– И то, и другое, и третье, – а с чего начать и чем продолжить я не то, что не понимаю, вообще не знаю.

– Разрешите, я приготовлю?

– Давай, только недолго, – сказал Машинист, – посмотрим, чему ты там научился.

– Где? – лукаво толкнула его локтем в бок, как подумал Маш, Костюмерша, ибо кроме фасонного платья с вырезом, увидел на ней еще фартук цветов необыкновенных и лифчик тоже – почти розовый, если убрать неотстирывающуюся уже черноту на нем.

– Он думает, что я шпион, – сказал я.

– Какой?

– Немецкий, наверное, если здесь, на вольном-то поселении, не бывает других.

– А ты?

– Не знаю, – ответил я, – но, кажется, мы решили, что вы решите, кто из нас кто.

– Ладно, если Ванов не испортит всю нашу обедню, после Цыпленка Табака – решу, – улыбнулась она, как можно подумать всю жизнь только и тем и мечтавшая заниматься:

– Никогда больше ничего не готовить, кроме разогрева в микроволновке пиццы, – а:

– Что это? – надо было еще хорошенько разобраться, что не только пирог с грибами, но и медведя надо когда-то грохнуть – это однозначно, ибо от кого добывать сыр и как его преобразовывать соответственно – тем более нам неизвестно. – Одно слово:

– Глушь лесная, – ибо хорошо, потому что поселение, да, но ведь Вольное!


И я приготовил.

– Что это? – спросили они оба хором.

– Вам записать, или так запомните?

– Мне потом скажешь, хорошо? – не смогла улыбнуться она набитым уже до упора ртом, ибо запах чеснока, перца черного и, возможно, даже душистого, перебивал отсутствие любого запаха.

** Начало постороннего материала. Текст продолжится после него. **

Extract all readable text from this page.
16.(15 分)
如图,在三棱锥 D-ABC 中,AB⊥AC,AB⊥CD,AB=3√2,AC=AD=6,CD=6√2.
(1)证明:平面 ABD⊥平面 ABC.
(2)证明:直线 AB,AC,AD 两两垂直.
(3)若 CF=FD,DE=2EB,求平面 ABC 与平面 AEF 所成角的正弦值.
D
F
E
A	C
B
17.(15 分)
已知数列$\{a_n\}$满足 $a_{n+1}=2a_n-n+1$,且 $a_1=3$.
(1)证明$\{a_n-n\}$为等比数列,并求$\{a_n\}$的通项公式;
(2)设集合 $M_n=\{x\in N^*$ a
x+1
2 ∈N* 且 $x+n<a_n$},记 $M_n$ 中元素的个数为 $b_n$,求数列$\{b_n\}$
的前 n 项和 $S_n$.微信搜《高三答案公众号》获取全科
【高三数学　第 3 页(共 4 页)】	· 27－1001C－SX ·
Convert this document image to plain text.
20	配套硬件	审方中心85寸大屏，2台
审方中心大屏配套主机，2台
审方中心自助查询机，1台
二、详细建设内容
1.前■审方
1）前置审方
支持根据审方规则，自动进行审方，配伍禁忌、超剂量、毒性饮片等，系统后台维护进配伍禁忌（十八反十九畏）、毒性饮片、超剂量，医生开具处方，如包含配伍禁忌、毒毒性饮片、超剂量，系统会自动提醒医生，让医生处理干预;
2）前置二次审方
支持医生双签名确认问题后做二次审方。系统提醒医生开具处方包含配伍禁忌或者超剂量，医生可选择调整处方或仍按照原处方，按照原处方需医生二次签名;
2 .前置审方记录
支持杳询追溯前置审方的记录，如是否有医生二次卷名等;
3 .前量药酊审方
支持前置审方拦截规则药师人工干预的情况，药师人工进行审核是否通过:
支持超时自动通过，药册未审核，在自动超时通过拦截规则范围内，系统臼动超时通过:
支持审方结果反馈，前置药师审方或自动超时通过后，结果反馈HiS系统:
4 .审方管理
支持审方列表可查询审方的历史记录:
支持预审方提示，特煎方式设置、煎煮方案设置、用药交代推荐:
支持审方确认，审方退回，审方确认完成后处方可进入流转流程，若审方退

– Но это не пицца, – однозначно дополнил ее рассказ второй машинист, – если считать, еще точно не установленным, кто из нас кто – более точно.

– Где?

– В Одессе.

Глава 2

– Не советую придумывать, я был в Одессе, телки, предлагающие себя уже в столовой, да, были, одна даже сразу в знак согласия положила мне ногу на ногу, что уже не оставляло никаких сомнений.

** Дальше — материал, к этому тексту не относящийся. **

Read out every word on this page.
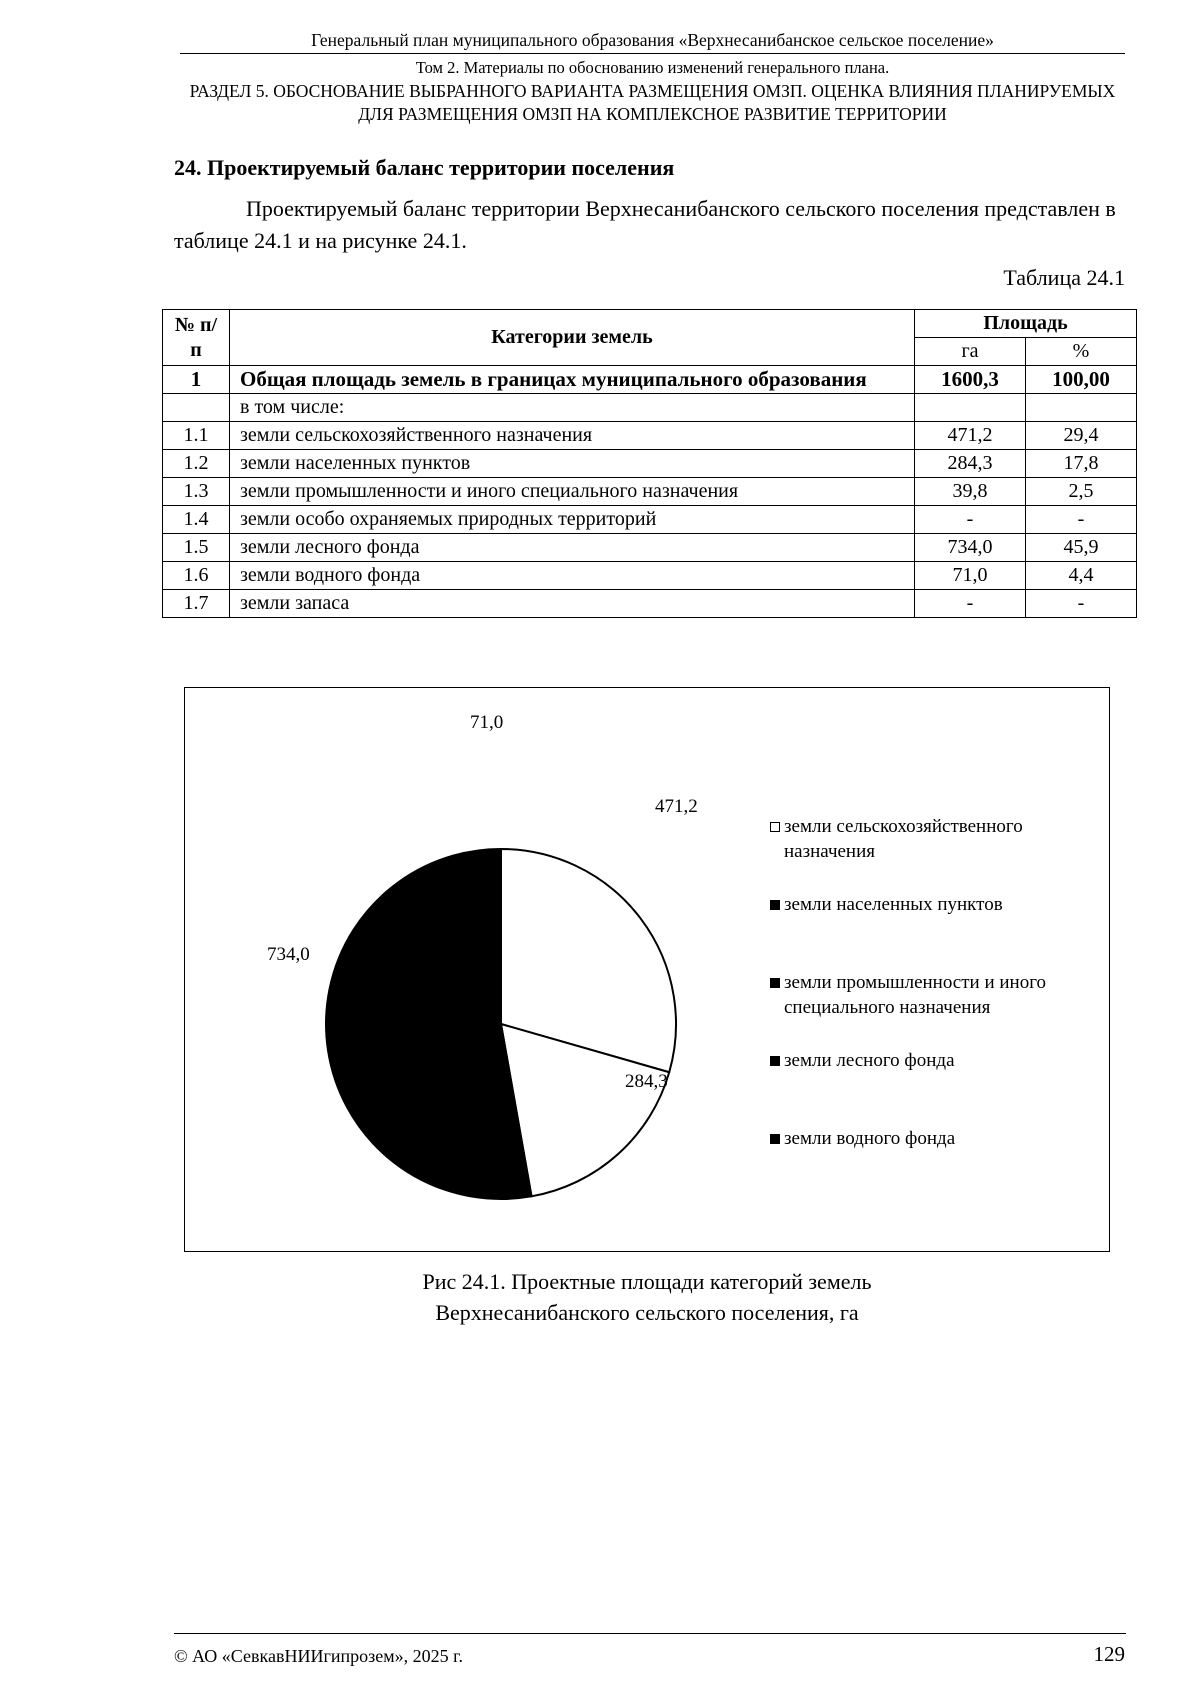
Генеральный план муниципального образования «Верхнесанибанское сельское поселение»
Том 2. Материалы по обоснованию изменений генерального плана.
РАЗДЕЛ 5. ОБОСНОВАНИЕ ВЫБРАННОГО ВАРИАНТА РАЗМЕЩЕНИЯ ОМЗП. ОЦЕНКА ВЛИЯНИЯ ПЛАНИРУЕМЫХ ДЛЯ РАЗМЕЩЕНИЯ ОМЗП НА КОМПЛЕКСНОЕ РАЗВИТИЕ ТЕРРИТОРИИ
24. Проектируемый баланс территории поселения
Проектируемый баланс территории Верхнесанибанского сельского поселения представлен в таблице 24.1 и на рисунке 24.1.
Таблица 24.1
№ п/п	Категории земель	Площадь	
		га	%
1	Общая площадь земель в границах муниципального образования	1600,3	100,00
	в том числе:		
1.1	земли сельскохозяйственного назначения	471,2	29,4
1.2	земли населенных пунктов	284,3	17,8
1.3	земли промышленности и иного специального назначения	39,8	2,5
1.4	земли особо охраняемых природных территорий	-	-
1.5	земли лесного фонда	734,0	45,9
1.6	земли водного фонда	71,0	4,4
1.7	земли запаса	-	-
471,2
284,3
39,8
734,0
71,0
земли сельскохозяйственного назначения
земли населенных пунктов
земли промышленности и иного специального назначения
земли лесного фонда
земли водного фонда
Рис 24.1. Проектные площади категорий земель
Верхнесанибанского сельского поселения, га
© АО «СевкавНИИгипрозем», 2025 г.	129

– Каких? – спросила профессор кислых щей, временно снятая с работы Ваном.

– Что будет, потому что было, – смело ответил я.

– Невероятно!

– Что именно, что было, или наоборот, уже никогда больше ничего и не будет, кроме этой ее ноги на моей ляжке?

– Повтори, пожалуйста, вопрос.

– Нет, ответь просто, если ничего не запомнила: первое или второе?

– Первое.


– Хорошо, отвечу: между первой и второй промежуток небольшой.

– Это значит, как я понял, – сказал Машинист, – то, чего не было – никогда и не будет, а если было – значит и раньше тоже, трахались до упора, но еще не знали, что опять увидятся.

– Я не понимаю, – ответила ему эта Лара – или я даже не спросил ее, как звали раньше, – почему с такими познаниями прошлого и будущего ты абсолютно не можешь понять настоящего?

– Что я не понял?

– Ты до сих пор не мог дать вразумительного ответа на вопрос Ванова, почему у тебя раз в неделю, или пусть даже в две, рвет пробку?

– Я уже всё написал: диверсанты!

– Ты признался, что диверсант?!

– Нет, вы посмотрите на неё, дура – она и есть.

– Диверсантка? – встрял я.

– Она? Да, в принципе, похожа. Хотя для тебя, как для человека умного, повторю:

– Диверсант тот, который был третьим, но сбежал.

– Вы тоже согласны, что был еще третий? – спросила она.

– Ты не удивляйся, что она всё пытается допросить тебя, – обратился ко мне Машинист, – все знают, что она бывший контрразведчик, а здесь только на Химии.

– Откуда?


– Она сама, как будто нечаянно, постоянно проговаривается.

– Я это тебе не говорила, а только Ванову, чтобы не приставал жениться, иначе выйду когда-нибудь на свободу, то он у меня сразу пойдет в штрафбат или на передовую.

– Как, простите? Ибо, война-то уж кончилась.

– Да? – спросил просто по-простому только что вошедший Ванов, и, положив свою бывшую офицерскую фуражку на стол, добавил: – Ми не знали.